4. Mr. Abdul Qayoom appearing for the respondents has, on the other hand, submitted ihat under Section 75 of the Act, it is only the Panchayati Adalat that has got jurisdiction to take cognizance of the above mentioned offences. Jurisdiction of criminal courts for taking cognizance of these offences has been expressly excluded by S, 75 of the Act. It is further submitted that this section overrides the Code of Criminal Procedure in view of non obstante clause appearing in this section. According to the learned Counsel the order passed by the Judicial Magistrate was a proper order and the reference made by the learned C.J.M. was misconceived.
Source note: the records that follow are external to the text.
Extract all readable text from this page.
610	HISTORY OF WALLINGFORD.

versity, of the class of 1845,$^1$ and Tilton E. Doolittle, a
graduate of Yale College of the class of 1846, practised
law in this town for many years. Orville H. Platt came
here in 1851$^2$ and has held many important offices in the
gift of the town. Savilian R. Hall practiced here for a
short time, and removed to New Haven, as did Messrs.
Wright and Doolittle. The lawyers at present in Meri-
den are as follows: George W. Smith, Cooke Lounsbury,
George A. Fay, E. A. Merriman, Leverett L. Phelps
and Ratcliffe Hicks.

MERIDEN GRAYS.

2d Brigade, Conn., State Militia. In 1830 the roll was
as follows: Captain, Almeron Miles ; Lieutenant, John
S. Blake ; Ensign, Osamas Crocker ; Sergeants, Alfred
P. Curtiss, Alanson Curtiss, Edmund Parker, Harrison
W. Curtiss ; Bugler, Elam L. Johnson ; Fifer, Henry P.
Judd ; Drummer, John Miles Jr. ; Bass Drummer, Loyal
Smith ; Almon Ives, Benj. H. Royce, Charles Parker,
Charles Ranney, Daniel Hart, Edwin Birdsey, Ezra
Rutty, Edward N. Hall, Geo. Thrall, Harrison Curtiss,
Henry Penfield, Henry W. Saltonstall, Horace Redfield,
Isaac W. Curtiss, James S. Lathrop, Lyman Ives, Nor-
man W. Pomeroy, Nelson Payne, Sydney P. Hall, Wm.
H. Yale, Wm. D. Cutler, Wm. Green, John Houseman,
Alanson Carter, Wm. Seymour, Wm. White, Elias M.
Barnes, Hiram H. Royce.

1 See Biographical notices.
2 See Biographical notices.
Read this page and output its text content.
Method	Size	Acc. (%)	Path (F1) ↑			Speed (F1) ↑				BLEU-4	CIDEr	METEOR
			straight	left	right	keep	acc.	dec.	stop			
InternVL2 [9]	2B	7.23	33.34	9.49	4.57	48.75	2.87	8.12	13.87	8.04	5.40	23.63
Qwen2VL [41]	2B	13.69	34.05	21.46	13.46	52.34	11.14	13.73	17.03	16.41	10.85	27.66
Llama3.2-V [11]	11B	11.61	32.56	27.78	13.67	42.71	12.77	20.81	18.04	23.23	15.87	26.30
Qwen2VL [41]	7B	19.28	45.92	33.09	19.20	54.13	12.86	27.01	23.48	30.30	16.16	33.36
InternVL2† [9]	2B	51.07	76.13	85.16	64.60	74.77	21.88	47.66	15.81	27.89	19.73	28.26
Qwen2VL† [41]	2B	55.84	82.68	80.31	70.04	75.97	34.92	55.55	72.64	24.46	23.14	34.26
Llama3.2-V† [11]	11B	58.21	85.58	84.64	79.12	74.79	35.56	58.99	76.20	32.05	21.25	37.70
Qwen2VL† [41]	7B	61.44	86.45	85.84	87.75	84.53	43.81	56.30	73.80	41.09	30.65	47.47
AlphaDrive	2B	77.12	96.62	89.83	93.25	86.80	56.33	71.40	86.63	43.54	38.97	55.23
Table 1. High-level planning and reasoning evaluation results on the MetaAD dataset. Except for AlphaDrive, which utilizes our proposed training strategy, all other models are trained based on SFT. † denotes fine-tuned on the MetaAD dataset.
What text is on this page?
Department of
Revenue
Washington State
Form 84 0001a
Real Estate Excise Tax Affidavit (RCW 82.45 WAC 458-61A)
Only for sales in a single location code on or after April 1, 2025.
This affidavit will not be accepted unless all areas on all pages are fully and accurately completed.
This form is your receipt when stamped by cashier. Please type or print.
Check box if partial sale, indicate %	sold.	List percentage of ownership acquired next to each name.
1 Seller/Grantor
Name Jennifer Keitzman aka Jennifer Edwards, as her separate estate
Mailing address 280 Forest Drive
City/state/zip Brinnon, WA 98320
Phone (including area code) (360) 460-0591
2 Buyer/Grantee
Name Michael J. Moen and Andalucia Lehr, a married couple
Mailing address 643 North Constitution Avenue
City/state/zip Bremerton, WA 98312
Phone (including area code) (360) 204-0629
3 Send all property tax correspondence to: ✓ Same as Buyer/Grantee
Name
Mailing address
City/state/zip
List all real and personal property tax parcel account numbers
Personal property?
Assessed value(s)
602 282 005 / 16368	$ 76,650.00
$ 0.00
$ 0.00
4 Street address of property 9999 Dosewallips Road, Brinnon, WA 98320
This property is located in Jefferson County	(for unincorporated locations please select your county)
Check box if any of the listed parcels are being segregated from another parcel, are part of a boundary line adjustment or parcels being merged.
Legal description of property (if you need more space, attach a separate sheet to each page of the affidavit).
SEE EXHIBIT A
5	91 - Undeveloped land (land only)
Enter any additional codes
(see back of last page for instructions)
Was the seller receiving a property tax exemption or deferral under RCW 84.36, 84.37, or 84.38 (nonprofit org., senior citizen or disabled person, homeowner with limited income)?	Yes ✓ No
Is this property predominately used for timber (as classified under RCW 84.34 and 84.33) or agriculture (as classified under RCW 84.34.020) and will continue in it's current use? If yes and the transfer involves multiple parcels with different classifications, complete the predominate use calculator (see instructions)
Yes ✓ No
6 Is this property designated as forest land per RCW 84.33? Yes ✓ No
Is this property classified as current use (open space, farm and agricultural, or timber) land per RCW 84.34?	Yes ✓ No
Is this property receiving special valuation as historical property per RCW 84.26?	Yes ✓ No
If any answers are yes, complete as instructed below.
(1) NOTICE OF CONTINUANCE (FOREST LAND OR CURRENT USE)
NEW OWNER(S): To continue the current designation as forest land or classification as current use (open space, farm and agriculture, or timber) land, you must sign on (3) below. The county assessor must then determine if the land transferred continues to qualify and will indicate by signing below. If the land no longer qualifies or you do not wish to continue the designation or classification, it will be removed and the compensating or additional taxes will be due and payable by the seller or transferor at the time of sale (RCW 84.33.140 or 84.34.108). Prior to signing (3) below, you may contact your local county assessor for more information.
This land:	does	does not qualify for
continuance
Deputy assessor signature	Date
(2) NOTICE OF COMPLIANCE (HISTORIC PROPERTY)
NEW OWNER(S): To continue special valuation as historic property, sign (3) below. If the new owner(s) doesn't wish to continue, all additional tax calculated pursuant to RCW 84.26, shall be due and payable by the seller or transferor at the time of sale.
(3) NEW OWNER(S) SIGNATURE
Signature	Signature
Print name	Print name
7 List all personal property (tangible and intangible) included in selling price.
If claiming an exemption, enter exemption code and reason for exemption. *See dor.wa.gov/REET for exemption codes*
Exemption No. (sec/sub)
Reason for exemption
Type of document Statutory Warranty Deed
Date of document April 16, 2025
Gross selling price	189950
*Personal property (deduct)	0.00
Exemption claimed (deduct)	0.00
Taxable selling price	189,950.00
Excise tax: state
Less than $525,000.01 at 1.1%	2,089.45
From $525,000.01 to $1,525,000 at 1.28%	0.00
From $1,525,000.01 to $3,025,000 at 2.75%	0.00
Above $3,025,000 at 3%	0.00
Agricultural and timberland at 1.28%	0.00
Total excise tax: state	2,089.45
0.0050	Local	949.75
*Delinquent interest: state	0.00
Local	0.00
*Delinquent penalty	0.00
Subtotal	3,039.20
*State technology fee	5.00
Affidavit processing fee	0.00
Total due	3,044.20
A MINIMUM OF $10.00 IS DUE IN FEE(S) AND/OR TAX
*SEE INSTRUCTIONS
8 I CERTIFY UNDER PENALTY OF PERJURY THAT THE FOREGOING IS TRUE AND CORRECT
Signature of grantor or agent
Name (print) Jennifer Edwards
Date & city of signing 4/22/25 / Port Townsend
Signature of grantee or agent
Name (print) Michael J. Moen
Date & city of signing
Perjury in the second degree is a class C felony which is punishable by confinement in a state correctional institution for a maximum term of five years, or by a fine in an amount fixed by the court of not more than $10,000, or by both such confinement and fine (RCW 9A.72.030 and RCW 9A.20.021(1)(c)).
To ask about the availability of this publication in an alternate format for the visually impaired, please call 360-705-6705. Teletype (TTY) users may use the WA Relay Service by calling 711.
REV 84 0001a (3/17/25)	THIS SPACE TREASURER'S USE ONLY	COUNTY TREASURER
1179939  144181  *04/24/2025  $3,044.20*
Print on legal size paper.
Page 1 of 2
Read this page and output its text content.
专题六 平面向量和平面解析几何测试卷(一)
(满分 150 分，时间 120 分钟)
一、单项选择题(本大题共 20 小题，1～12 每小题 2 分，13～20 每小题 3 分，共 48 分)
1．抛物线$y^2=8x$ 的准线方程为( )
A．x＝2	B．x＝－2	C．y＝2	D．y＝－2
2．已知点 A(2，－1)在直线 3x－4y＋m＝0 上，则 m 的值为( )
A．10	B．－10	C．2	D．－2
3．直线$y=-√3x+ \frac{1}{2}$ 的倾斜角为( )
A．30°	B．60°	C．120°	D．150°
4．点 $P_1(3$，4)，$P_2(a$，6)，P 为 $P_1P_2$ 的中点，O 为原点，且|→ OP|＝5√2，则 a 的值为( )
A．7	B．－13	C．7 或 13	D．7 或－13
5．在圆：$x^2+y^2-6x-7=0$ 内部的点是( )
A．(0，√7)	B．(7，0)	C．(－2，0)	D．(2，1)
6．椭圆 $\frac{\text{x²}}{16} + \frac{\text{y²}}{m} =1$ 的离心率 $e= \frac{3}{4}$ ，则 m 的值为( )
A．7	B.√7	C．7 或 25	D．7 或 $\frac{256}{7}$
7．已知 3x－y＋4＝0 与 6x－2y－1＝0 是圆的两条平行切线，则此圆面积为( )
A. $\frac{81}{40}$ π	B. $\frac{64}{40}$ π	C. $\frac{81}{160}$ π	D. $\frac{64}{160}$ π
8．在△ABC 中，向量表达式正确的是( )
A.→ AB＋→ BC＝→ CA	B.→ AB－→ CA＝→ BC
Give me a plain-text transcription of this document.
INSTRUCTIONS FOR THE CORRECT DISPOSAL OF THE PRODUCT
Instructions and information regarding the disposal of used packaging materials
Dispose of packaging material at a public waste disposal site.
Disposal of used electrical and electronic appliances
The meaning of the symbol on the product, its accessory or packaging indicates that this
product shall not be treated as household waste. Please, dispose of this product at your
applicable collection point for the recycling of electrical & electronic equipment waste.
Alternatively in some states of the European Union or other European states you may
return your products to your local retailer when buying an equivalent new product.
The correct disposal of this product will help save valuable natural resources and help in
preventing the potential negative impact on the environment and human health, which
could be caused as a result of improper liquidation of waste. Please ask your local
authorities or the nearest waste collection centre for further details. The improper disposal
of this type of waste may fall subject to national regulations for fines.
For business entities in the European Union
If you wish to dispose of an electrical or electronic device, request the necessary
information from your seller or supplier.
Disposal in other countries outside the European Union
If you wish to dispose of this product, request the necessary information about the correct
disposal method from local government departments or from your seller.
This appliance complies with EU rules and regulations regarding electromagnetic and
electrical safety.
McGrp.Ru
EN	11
5. To me it appears that the reference is well founded. When the Police investigated the case and found that the accused were prima facie liable to be prosecuted before a court of law, they had to proceed under Section 173 Cr.P.C. which provides the submission of the report before a Magistrate competent to try the offences. It could not be said that the Police had to submit the challan before the Panchayati Adalat under Section 75 of the Panchayat Act. Proviso to Section 75 of the Act, makes it abundantly clear that if the complainant is a public servant, then jurisdiction of the Panchayati Adalat is taken away. The word 'complainant' has not been denned in the Cr.P.C. but the word 'complaint' has been defined which means according to the definition, the allegation made orally or in writing to a magistrate with a view to his taking action under the Code that some person has committed an offence. A person who lodges a complaint is the complainant. But what appears from definition of the word 'complaint', it is essential that it must be made to a magistrate and not to any other forum. It is pertinent to mention here that the Village Panchayat Act has used the expression 'case' in relation to criminal proceedings and not 'complaint'. Under Section 75 of the Act, the expression used is 'case' and not 'complaint'. In my opinion, the law does not, therefore, permit submission of charge sheet by a Police Officer before a Panchayati Adalat.

6. For the foregoing reasons, the order of the Judicial Magistrate is erroneous in law and is liable to be set aside. The result is that the reference is allowed, and the order of the Judicial Magistrate is set aside and he is directed to re-admit the case on his files and proceed with its disposal in accordance with law. The respondents, who are present in court, are directed to appear before the Judicial Magistrate, Pulwama on September 14. 1978, for further proceedings.